Il y a aussi ce gourou de la motivation et du bien être qui déclare que tu es entièrement, à cent pour cent responsable de ce qui t’arrive. Que RIEN n’est dans ta vie que tu n’aies choisi.
La chance ni est pour rien. Ni Dieu pour ceux qui y croient. Ou le destin.
Ou l’aide d’autres personnes. Ou le soutien de ta famille, des avantages matériels de départ, le fait d’être né dans une société démocratique… La liste des interventions extérieures dans une vie est juste infinie.
Et oui, je crois qu’il faut prendre la responsabilité de ses choix et de ses actes mais être aussi suffisamment modestes pour savoir que nous ne contrôlons pas tout.
Or ce gourou a convaincu suffisamment de gens pour être multi-millionnaire et j’imagine assez facilement que son ego est heureux de pouvoir revendiquer ainsi l’intégralité de son succès. Que cela doit lui permettre de se sentir comme un être supérieur.
Tout le mérite lui reviendrait et il ne doit aucune reconnaissance, entre autres, au conjoint qui a contribué à sa carrière.
Il le vaut bien.
Mais la contrepartie toxique de ce discours sans nuance, la voilà : si tu es responsable de tout, absolument tout et que tu n’as pas réussi ta vie comme tu le voudrais, que tu es célibataire, que tu ne gagnes pas assez, à peine de quoi survivre, que tu galères, que tu es en surpoids,… C’est que tu es un loser.
Que c’est 100 % ta faute et qu’il faut te secouer les puces. Et pour cela, sans aucun doute, t’appuyer encore plus sur les conseils du gourou, acheter plus de livres inspirants, assister à plus de conférences motivantes, participer à plus de séminaires…
Tout ne dépend que de toi, vraiment ? Ben voyons !
Surtout dans notre monde où les cartes sont de plus en plus truquées dès la naissance. Et vas dire ça à un mec qui survit sous les bombes. À un enfant plombé par une famille toxique.

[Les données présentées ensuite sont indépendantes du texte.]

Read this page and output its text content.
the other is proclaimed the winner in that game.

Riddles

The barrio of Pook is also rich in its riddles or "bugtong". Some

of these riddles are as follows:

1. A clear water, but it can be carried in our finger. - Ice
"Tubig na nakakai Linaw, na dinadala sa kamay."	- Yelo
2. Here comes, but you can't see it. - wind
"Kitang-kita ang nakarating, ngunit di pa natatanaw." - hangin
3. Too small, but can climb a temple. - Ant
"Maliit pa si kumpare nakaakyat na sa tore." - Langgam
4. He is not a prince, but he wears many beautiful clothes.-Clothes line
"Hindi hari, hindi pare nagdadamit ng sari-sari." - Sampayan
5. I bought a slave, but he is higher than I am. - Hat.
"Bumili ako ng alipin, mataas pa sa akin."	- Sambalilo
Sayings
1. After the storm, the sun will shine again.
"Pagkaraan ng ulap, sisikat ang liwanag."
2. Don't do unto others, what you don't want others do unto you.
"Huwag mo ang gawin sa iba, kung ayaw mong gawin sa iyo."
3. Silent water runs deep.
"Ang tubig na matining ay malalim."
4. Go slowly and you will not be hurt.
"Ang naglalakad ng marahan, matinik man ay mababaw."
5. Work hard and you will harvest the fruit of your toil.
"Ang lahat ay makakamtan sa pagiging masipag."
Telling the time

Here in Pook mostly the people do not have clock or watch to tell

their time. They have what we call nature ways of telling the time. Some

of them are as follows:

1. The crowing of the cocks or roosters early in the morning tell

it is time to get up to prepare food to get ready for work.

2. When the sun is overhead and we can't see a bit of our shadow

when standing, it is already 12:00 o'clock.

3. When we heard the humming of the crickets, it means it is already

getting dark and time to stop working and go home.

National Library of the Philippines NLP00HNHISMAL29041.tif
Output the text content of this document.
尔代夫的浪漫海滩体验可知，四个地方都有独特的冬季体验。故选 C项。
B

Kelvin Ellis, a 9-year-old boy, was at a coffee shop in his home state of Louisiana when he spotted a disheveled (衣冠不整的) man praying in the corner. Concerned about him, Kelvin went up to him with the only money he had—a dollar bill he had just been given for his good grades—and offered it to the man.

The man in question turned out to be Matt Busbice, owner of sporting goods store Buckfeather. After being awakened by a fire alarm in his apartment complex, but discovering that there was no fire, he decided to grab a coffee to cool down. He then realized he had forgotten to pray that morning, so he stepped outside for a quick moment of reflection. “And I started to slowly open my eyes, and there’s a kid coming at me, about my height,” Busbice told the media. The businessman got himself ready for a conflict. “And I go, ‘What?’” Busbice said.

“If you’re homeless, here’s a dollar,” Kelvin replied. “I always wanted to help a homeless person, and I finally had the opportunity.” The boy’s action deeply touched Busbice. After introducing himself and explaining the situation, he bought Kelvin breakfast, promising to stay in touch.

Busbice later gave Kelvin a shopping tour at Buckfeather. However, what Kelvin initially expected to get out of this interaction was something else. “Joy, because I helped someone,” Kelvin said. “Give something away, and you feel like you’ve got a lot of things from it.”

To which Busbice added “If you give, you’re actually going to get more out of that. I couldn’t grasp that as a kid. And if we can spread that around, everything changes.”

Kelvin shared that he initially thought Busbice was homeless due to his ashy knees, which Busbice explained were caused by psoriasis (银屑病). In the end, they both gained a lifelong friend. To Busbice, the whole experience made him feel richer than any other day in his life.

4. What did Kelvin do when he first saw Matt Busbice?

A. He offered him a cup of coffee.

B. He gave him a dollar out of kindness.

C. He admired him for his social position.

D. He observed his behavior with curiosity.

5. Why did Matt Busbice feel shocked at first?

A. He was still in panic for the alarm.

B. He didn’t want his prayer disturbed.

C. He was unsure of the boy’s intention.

Ou à une mère célibataire qui se bat à chaque fin de mois…
Mais on peut toujours faire confiance à un manipulateur pour ne pas être étouffé par l’empathie.
Et le « il est pauvre, c’est bien qu’il l’a voulu », c’est un argument multi millénaire pour justifier l’arrogance et l’avidité des élites.
Avec en variante, le « je suis riche parce que je le mérite., les autres n’ont qu’à se bouger le cul. »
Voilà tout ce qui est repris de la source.